Title: Leveraging Machine Learning for Enhancing Program Performance and Programmer Productivity
Date: Monday, June 26, 2023
Time: 2:00pm - 4:00pm ET
Location: Klaus 3402 and Virtual (https://gatech.zoom.us/j/94129272487)
Fangke Ye
Ph.D. Student
School of Computer Science
Georgia Institute of Technology
Committee:
Dr. Vivek Sarkar (Advisor) – School of Computer Science, Georgia Institute of Technology
Dr. Jisheng Zhao – School of Computer Science, Georgia Institute of Technology
Dr. Santosh Pande – School of Computer Science, Georgia Institute of Technology
Dr. Qirun Zhang – School of Computer Science, Georgia Institute of Technology
Abstract:
As hardware performance continues to improve with the increase of hardware complexity and diversification, software struggles to keep up and fully realize these performance gains. Only a handful of expert programmers can harness the full potential of modern hardware using hardware-exposed low-level programming primitives.
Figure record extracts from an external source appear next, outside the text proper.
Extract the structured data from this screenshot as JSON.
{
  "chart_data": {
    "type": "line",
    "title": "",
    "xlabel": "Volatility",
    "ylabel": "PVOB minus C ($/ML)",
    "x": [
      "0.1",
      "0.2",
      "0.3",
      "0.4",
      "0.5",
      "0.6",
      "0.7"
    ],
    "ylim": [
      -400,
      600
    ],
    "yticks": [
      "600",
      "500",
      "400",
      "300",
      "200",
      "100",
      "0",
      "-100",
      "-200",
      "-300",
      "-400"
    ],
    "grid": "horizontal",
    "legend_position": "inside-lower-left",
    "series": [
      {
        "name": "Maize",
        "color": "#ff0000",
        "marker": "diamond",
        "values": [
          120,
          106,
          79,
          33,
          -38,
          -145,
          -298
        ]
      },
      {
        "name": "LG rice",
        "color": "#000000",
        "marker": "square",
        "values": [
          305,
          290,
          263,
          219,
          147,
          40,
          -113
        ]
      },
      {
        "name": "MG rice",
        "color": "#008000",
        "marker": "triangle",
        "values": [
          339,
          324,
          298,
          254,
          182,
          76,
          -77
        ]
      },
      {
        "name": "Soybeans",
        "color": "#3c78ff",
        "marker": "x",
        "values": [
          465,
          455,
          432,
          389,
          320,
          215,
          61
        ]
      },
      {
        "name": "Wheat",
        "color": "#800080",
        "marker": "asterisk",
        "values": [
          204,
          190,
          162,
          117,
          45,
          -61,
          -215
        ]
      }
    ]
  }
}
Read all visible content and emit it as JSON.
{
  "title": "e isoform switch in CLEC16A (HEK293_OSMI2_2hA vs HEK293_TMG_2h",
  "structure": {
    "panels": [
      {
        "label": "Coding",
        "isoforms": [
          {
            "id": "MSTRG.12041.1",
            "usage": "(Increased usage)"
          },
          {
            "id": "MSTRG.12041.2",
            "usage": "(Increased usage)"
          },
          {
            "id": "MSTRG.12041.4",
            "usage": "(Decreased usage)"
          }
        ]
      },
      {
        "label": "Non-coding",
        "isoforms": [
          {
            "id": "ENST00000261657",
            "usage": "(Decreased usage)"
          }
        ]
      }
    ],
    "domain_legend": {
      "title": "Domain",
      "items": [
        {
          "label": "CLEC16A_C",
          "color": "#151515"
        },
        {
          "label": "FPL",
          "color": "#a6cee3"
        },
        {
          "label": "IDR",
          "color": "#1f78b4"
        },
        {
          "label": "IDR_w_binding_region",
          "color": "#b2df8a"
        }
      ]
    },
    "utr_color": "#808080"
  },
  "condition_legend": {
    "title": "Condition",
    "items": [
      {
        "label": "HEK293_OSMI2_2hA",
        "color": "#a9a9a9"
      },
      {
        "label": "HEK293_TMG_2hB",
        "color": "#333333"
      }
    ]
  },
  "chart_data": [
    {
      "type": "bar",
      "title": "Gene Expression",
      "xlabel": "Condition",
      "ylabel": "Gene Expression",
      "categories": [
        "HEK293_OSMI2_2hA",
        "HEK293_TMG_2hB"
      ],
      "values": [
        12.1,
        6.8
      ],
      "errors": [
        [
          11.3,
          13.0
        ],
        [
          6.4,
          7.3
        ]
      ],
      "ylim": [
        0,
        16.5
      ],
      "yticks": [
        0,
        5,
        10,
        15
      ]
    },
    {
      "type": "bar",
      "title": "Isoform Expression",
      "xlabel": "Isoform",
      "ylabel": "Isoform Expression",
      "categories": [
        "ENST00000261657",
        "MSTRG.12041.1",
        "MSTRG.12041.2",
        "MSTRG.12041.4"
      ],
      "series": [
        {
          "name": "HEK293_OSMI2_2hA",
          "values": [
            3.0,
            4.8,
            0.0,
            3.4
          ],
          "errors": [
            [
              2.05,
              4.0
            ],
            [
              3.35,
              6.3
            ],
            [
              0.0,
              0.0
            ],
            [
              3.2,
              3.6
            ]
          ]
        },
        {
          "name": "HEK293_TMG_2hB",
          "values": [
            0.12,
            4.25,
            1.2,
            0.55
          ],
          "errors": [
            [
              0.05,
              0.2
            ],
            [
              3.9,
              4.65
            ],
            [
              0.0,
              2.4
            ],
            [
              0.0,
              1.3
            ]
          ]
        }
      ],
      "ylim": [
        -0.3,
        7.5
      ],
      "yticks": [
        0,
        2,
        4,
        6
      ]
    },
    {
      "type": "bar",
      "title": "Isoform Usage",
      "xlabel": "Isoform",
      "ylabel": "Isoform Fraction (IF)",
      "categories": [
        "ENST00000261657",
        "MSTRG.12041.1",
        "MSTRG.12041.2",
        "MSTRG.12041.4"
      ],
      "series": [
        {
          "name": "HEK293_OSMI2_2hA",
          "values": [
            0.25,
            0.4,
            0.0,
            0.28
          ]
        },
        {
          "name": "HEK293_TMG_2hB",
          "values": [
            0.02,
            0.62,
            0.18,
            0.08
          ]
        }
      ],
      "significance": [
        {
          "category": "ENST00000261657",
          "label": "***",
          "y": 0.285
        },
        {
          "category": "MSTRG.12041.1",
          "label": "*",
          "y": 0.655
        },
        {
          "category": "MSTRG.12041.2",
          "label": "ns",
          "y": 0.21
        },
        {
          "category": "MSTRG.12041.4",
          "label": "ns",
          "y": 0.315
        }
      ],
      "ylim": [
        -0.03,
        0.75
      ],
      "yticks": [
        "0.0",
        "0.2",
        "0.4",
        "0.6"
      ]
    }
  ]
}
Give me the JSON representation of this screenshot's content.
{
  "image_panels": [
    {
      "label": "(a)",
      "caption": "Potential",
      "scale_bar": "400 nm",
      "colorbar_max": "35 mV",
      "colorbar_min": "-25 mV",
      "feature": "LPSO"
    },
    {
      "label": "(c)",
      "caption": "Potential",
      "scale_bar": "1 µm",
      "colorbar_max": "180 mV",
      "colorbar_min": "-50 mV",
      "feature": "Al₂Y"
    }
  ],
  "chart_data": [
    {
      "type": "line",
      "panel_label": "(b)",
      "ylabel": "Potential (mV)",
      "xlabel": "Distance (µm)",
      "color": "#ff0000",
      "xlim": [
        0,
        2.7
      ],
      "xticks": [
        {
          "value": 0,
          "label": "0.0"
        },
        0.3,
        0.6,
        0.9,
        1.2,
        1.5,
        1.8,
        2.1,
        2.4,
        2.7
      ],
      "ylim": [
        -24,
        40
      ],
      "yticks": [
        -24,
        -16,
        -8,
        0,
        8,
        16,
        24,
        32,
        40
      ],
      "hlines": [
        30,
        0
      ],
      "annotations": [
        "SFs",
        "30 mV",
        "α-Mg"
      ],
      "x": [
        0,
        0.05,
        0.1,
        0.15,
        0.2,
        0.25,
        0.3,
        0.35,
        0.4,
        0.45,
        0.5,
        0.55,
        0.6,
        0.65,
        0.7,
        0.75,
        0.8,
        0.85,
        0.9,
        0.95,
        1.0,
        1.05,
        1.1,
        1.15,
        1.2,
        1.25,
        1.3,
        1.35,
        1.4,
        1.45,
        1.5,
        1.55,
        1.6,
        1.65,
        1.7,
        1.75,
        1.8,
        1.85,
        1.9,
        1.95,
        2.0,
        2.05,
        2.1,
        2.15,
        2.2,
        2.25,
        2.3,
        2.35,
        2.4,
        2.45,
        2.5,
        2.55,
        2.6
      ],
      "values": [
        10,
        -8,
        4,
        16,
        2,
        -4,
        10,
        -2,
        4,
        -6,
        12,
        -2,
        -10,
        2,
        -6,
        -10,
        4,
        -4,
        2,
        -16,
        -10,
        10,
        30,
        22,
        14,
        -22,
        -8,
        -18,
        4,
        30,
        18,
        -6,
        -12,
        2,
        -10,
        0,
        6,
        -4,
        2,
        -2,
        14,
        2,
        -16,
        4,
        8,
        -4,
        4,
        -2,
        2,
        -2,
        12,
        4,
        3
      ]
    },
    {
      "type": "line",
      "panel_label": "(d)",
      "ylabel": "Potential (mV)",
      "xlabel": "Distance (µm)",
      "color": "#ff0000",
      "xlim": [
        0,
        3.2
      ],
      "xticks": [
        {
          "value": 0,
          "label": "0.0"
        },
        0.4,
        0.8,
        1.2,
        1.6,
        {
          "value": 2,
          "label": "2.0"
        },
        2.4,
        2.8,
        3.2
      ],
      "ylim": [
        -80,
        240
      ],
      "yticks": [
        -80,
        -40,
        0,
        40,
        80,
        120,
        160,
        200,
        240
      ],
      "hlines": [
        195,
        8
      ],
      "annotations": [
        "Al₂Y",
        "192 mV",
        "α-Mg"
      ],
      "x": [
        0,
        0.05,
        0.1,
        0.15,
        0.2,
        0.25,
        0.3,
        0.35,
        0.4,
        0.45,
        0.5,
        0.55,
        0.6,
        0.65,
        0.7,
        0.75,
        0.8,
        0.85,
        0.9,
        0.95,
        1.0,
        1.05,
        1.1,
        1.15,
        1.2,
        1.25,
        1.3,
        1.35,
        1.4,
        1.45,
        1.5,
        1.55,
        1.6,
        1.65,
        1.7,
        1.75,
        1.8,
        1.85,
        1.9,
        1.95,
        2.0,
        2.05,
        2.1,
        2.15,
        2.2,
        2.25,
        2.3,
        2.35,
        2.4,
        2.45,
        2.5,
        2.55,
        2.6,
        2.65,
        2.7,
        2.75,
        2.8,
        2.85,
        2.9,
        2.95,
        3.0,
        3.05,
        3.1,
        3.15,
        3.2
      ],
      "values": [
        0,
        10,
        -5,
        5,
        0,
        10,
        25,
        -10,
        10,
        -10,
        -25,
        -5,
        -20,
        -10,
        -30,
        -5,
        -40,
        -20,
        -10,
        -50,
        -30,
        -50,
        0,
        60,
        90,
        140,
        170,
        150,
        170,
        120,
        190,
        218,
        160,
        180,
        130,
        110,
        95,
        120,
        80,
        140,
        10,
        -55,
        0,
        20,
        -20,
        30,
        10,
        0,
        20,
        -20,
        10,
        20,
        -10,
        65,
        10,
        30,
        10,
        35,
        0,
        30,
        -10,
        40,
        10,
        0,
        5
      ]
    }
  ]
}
Meanwhile, the widespread adoption of high-level dynamically-typed programming languages like Python and JavaScript provides high productivity but suffers from low performance due to the lack of static type information necessary for compiler optimizations. Therefore, it becomes increasingly difficult to enable the development of high performance programs capable of utilizing the potential performance provided by evolving hardware while maintaining high programmer productivity for the mass developers.
This thesis proposes the use of machine learning to simultaneously enhance both programming productivity and program performance. First, we show how a graph-based deep learning type inference method can be used to infer types in JavaScript to help productivity and performance; our approach employs multiple graph neural network models and a novel type flow graph representation to infer types in dynamically-typed languages without manual annotations. Then, we demonstrate a new approach to concrete type inference for Python programs, enabling ahead-of-time code optimization for dynamically-typed languages by combining machine learning and SMT solving without requiring programmers to provide any type annotation. Finally, we present a neural network based system that can compute code-semantics similarity in C/C++ code, with the goal of identifying semantically equivalent high-performance code for a given low-performance input code; this approach incorporates a context-aware semantics structure and an extensible neural code similarity scoring algorithm.